Section: New Results

Machine Learning for an efficient and dynamic management of data centers

Data Analysis in Data Centers

Participants : Eric Renault ( Telecom Sud-Paris), Selma Boumerdassi ( Cnam), Pascale Minet, Ines Khoufi.

In High Performance Computing (HPC), it is assumed that all machines are homogeneous in terms of CPU and memory capacities, and that the tasks making up the jobs have similar resource requests. It has been shown that this homogeneity relating both to machine capacity and workload, although generally valid for HPC, does no longer apply to data centers. This explains why the publication of data gathered in an operational Google data center over 29 days has aroused great interest among researchers.

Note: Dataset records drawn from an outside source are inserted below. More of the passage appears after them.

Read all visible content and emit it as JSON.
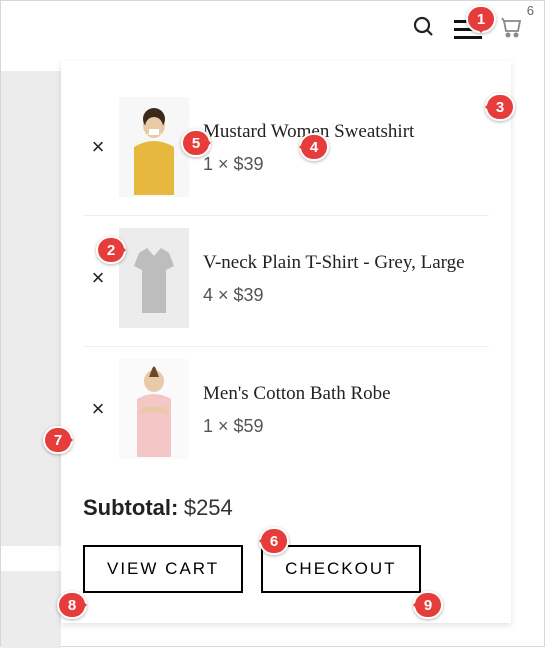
{
  "header": {
    "cart_count": "6"
  },
  "cart": {
    "items": [
      {
        "remove": "×",
        "title": "Mustard Women Sweatshirt",
        "qty_price": "1 × $39"
      },
      {
        "remove": "×",
        "title": "V-neck Plain T-Shirt - Grey, Large",
        "qty_price": "4 × $39"
      },
      {
        "remove": "×",
        "title": "Men's Cotton Bath Robe",
        "qty_price": "1 × $59"
      }
    ],
    "subtotal_label": "Subtotal:",
    "subtotal_value": "$254",
    "view_cart_label": "VIEW CART",
    "checkout_label": "CHECKOUT"
  },
  "markers": {
    "m1": "1",
    "m2": "2",
    "m3": "3",
    "m4": "4",
    "m5": "5",
    "m6": "6",
    "m7": "7",
    "m8": "8",
    "m9": "9"
  }
}
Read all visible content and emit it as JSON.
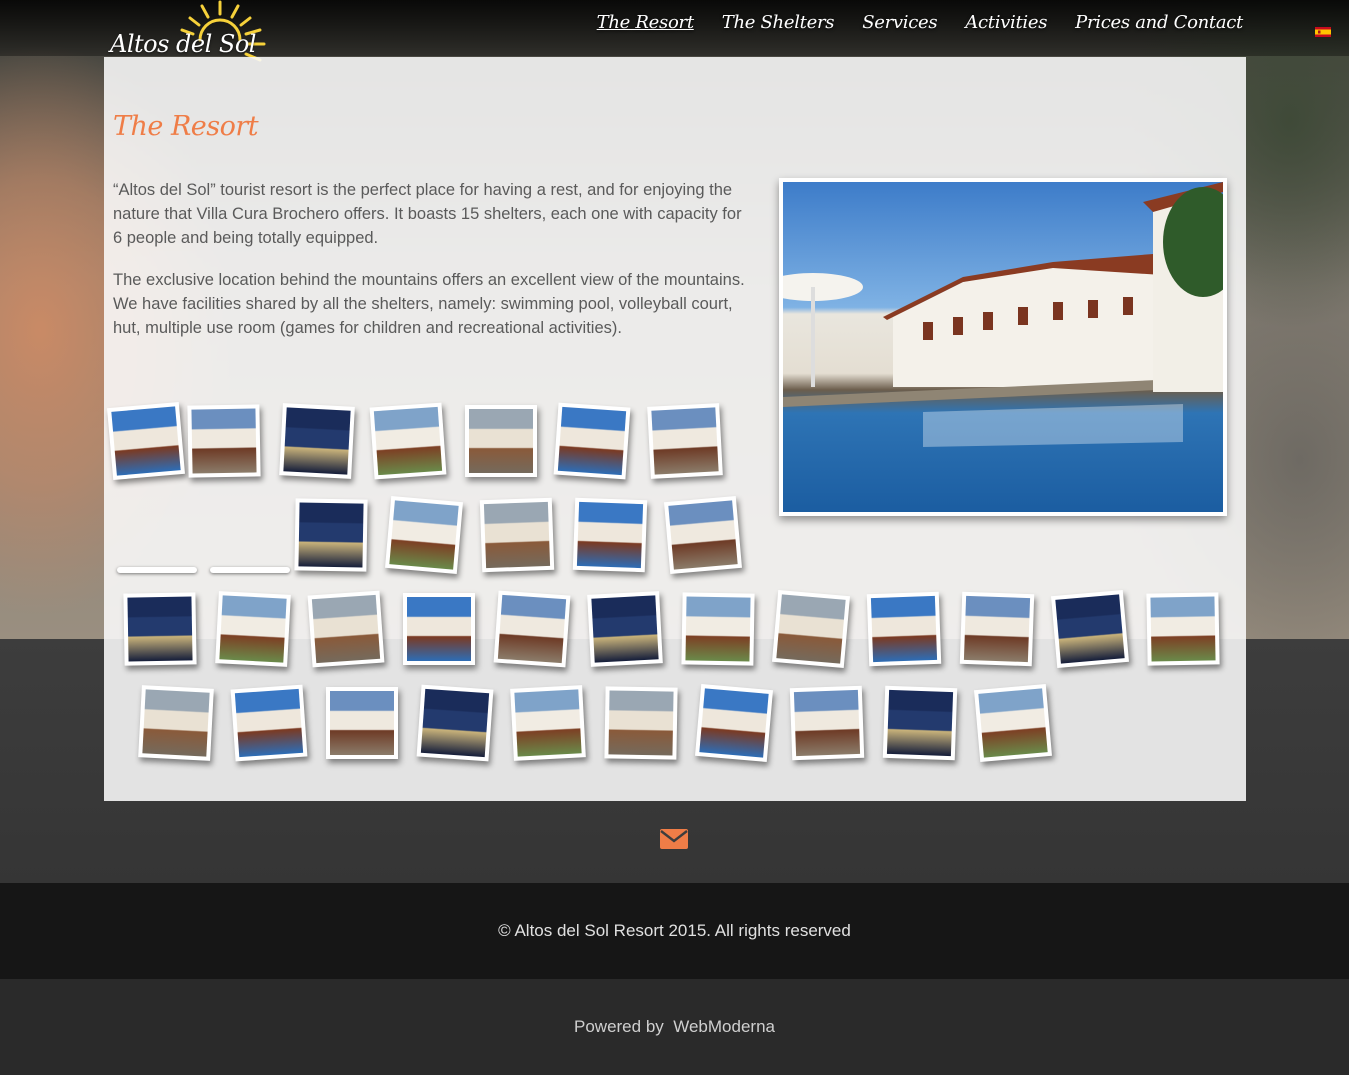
{
  "site": {
    "logo_text": "Altos del Sol"
  },
  "nav": {
    "items": [
      {
        "label": "The Resort",
        "active": true
      },
      {
        "label": "The Shelters",
        "active": false
      },
      {
        "label": "Services",
        "active": false
      },
      {
        "label": "Activities",
        "active": false
      },
      {
        "label": "Prices and Contact",
        "active": false
      }
    ],
    "language_icon": "spanish-flag-icon"
  },
  "page": {
    "title": "The Resort",
    "paragraphs": [
      "“Altos del Sol” tourist resort is the perfect place for having a rest, and for enjoying the nature that Villa Cura Brochero offers. It boasts 15 shelters, each one with capacity for 6 people and being totally equipped.",
      "The exclusive location behind the mountains offers an excellent view of the mountains.",
      "We have facilities shared by all the shelters, namely: swimming pool, volleyball court, hut, multiple use room (games for children and recreational activities)."
    ]
  },
  "gallery": {
    "thumbnail_count": 36,
    "icon": "photo-thumbnail"
  },
  "footer": {
    "mail_icon": "envelope-icon",
    "copyright": "© Altos del Sol Resort 2015. All rights reserved",
    "powered_prefix": "Powered by",
    "powered_link": "WebModerna"
  },
  "colors": {
    "accent": "#ef7d47",
    "panel": "#fafafa",
    "footer_dark": "#161616"
  }
}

It is crucial to have real traces of a Google data center publicly available that are representative of the functioning of real data centers. Our goal is to analyze the data collected and to draw useful conclusions about machines, jobs and tasks as well as resource usage. Our main results have been published in  [25], [24] and can be summarized as follows:

  • Although 92% of machines have a CPU capacity of 0.5, there are 10 machine configurations in the data center, each configuration is characterized by a pair (CPUcapacity,memorycapacity). The most frequent configuration is supported by only 53% of machines.

  • Over the 29 days, all the machines in the data center that were removed, were restarted later after an off-period. 50% of these periods have a duration less than or equal to 1000 seconds (i.e. 16.66 minutes), suggesting a maintenance operation.

  • The distribution of jobs per category reveals only one job, representing 0.002%, for the Infrastructure, 0.13% of jobs for Monitoring, 9.91% of jobs for Production, 56.30% of jobs for Other, and 33.63% of jobs for Free. 92.05% of jobs have a single task. 95.75% have fewer than 10 tasks. But 12 jobs have 5000 tasks and 114 jobs have around 1000 tasks.

  • With regard to resource requests, 0.11% of jobs have a memory request and a CPU request higher than or equal to 10%.

  • 94.25% of jobs wait less than 10 seconds before being scheduled. However, some of them wait for more than 1000 seconds. Such large values could be explained by the existence of placement constraints for the jobs, making them harder to place and schedule. 49% of jobs have an execution time less than 100 seconds.

Such results are needed to validate or invalidate some simplifying assumptions that are usually made when reasoning about models, and make the models more accurate for jobs and tasks as well as for available machines. Having validated these models on real data centers, they can then be used for extensive evaluation of placement and scheduling algorithms and more generally for resource allocation (i.e. CPU and memory). These algorithms can then be applied in real data centers.

Another possible use of this data set is to consider it as a learning set in order to predict some feature of the data center, such as the workload of hosts or the next arrival of jobs.

Machine Learning for an Energy-Efficient Management of Data Centers

Participants : Ruben Milocco ( University Of Camahue, Argentina), Pascale Minet, Eric Renault ( Telecom Sud-Paris), Selma Boumerdassi ( Cnam).

To limit global warming, all industrial sectors must make effort to reduce their carbon footprint. Information and Communication Technologies (ICTs) alone generate 2% of global CO2 emissions every year. Due to the rapid growth in Internet services, data centers have the largest carbon footprint of all ICTs. According to ARCEP (the French telecommunications regulator), Internet data traffic multiplied by 4.5 between 2011 and 2016. In order to support such a growth and maintain this traffic, data centers'energy consumption needs to be optimized. The problem of managing Data Centers (DC) and clouds optimally, in the sense that the demand is met with a minimal energy cost, remains a major issue. In this research, we evaluate the maximum energy saving that can be obtained in DCs by means of a proactive management of resources. The proposed management is based on models that predict resource requests.

Diverse approaches to obtain predictive models of DCs have been studied recently. Among the most popular methods with the comparatively lowest prediction errors are the predictive models of the ARMAX family. Hence, we study the predictive model given by the ARMAX family. We compare its performance with that of the Last Value (LV) model which predicts that the next value will be equal to the current one. To the best of our knowledge, there are no studies relating to the performance bounds that can be achieved using these models. In this research, we study the limits of the improvement in terms of energy cost that can be obtained using proactive strategies for DC management based on predictive models.

Using the Google dataset collected over a period of 29 days and made publicly available, we evaluate the largest benefit that can be obtained with those two predictors.